4°) Et la Société S... (SARL), dont le siège est (...) REVENTIN VAUGRIS,

INTIMEE
Représentée par Maître R... , Avoué,
Assistée de Maître PA... , Avocat au Barreau de Vienne,

COMPOSITION DE LA COUR :
Lors des débats et du délibéré :
Monsieur BERAUDO Président,
Monsieur BAUMET Conseiller,
Madame COMTE Conseiller,

DEBATS :

A l'audience publique du 10 avril 1996, Monsieur BERAUDO, Président, chargé du rapport, en présence de Monsieur BAUMET, Conseiller, assisté de Madame COMBE, Greffier, a entendu les avoués en leurs conclusions, et les avocats en leurs plaidoiries, les parties ne s'y étant pas opposées, conformément aux dispositions des articles 786 et 910 du Nouveau Code de Procédure Civile,
Il en a rendu compte à la Cour dans son délibéré et l'arrêt a été rendu à l'audience publique du MERCREDI 15 MAI 1996.

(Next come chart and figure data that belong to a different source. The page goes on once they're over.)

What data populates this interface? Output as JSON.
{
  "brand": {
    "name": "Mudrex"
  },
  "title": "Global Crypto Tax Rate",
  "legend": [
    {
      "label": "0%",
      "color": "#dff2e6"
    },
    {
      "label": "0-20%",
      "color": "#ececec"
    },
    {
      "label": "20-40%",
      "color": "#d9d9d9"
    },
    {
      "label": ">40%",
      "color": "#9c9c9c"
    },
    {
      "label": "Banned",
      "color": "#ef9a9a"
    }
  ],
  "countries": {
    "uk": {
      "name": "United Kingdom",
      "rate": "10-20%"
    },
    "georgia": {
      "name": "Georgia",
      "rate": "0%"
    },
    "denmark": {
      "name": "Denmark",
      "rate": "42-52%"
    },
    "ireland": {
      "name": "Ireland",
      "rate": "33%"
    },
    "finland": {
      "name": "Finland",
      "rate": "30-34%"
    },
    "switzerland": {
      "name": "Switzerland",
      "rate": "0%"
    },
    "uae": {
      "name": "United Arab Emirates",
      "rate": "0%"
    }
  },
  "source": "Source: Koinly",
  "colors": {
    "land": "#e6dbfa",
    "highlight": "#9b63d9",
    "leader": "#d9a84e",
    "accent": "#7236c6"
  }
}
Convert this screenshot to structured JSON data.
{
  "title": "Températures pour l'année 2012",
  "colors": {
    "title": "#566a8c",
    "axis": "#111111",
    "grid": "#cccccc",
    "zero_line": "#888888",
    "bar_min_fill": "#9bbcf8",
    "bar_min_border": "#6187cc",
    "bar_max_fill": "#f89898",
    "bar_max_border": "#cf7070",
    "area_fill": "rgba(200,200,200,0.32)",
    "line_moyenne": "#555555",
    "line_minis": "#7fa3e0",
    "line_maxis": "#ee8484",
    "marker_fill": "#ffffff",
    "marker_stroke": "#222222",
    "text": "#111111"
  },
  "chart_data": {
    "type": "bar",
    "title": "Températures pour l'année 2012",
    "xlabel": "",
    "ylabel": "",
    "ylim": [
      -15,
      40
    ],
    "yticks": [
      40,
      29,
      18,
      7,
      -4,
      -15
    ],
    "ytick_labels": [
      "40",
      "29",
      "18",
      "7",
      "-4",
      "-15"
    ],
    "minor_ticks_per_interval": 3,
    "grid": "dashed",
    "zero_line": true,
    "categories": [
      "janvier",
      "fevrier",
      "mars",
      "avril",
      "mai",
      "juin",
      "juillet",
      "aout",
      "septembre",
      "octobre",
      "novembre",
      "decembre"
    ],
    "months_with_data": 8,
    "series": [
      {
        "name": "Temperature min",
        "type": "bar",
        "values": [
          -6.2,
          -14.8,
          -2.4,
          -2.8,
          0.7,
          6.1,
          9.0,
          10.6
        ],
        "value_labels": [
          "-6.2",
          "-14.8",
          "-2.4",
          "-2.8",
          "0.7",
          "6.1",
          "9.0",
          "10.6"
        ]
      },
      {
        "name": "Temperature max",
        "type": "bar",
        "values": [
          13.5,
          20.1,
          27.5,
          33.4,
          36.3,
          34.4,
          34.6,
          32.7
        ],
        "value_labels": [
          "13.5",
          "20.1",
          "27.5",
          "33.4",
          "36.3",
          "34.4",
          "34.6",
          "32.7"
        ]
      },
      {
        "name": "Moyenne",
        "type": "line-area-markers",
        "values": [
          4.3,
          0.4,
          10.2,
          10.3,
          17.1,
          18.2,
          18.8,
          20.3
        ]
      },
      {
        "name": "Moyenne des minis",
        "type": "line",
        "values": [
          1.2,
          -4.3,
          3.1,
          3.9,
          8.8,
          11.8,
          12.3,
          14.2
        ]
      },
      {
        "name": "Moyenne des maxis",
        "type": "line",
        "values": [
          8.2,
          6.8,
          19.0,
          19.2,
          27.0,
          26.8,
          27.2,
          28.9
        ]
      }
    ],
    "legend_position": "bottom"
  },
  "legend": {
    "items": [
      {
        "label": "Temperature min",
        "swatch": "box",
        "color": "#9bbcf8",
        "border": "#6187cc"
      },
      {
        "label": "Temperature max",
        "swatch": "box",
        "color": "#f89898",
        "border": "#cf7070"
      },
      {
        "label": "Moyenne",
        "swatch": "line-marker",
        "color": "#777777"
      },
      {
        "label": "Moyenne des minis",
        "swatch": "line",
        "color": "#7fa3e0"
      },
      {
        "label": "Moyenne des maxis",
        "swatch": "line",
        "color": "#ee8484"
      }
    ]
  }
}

Attendu que, pour les faits de la cause, la Cour se reporte au jugement déféré ;
Que, les résumant, elle indique que la Société S... , concessionnaire de la Société TH... K... , a vendu à la Société F... un groupe frigorifique installé dans un semi-remorque thermostatique vendu à la Société de T... N... D... , en Février 1989 ;
Que, le 16 octobre 1989 La Société D... chargeait des cartons de noix de Saint-Jacques et de filets de merlu congelés, destinés à la Société S... U... ; Que cette dernière les a refusés pour cause de décongélation ;
Attendu que le jugement déféré a condamné la Société TH... K... à payer à la Société C... F... , assureur de la Société D... , et à la Société D... , des sommes correspondant à la moitié du préjudice subi par elle ;
Que le Tribunal a, en effet, jugé que les dommages étaient dus pour moitié à un vice de fabrication du groupe frigorifique et à un défaut d'entretien de ce groupe ;

Attendu que la Société TH... K... conclut ainsi qu'il suit :
" Il est demandé à la Cour de constater que :
- la clause compromissoire contenue dans le contrat liant TH... K... et S... est opposable à tout appel en garantie devant une juridiction étatique formulé par S... à l'encontre de TH... K... CORPORATION et concernant un matériel vendu par cette dernière à S... dans le cadre dudit contrat ;
- l'expert a été dans l'impossibilité d'exécuter sa mission dans les conditions fixées dans le jugement du tribunal de Commerce de VIENNE du 24 septembre 1991 ;
- la société TH... K... CORPORATION ne peut être tenue pour responsable du dépérissement des preuves survenu entre la date de l'avarie et l'expertise de 1992 ;
- le rapport d'expertise du 2 décembre 1992 dresse un constat de carence dans la recherche des causes de l'avarie survenue le 17 octobre 1989, et n'apporte donc aucune preuve que celle-ci fut causée par un dysfonctionnement du groupe frigorifique imputable à TH... K... CORPORATION ;
- la Société de T... N... D... a commis des fautes dans l'entretien et le suivi de l'unité frigorifique ainsi que dans le transport des marchandises avariées.

En conséquence de :
- se déclarer incompétente en tant que de besoin sur la demande en garantie faite par S... à l'encontre de TH... K... CORPORATION, au profit du Tribunal arbitral désigné dans le contrat de distribution liant TH... K... CORPORATION et S... ;
-infirmer en toutes ses dispositions le jugement rendu par le Tribunal de Commerce de VIENNE le 12 octobre 1993 ;
- mettre hors de cause TH... K... CORPORATION ;
- ordonner le remboursement par la Compagnie C... et la Société de T... N... D... des condamnations prononcées à l'encontre de TH... K... CORPORATION qui porteront intérêt au taux légal à compter du jour de leur paiement entre les mains des intimées, soit le 31 mars 1994 ;
- condamner solidairement les intimées à la somme de 50 000 F au titre de l'article 700 du Nouveau Code de Procédure Civile ainsi qu'aux entiers dépens de première instance et d'appel et autoriser la SCP JC G... à les recouvrer directement contre eux. "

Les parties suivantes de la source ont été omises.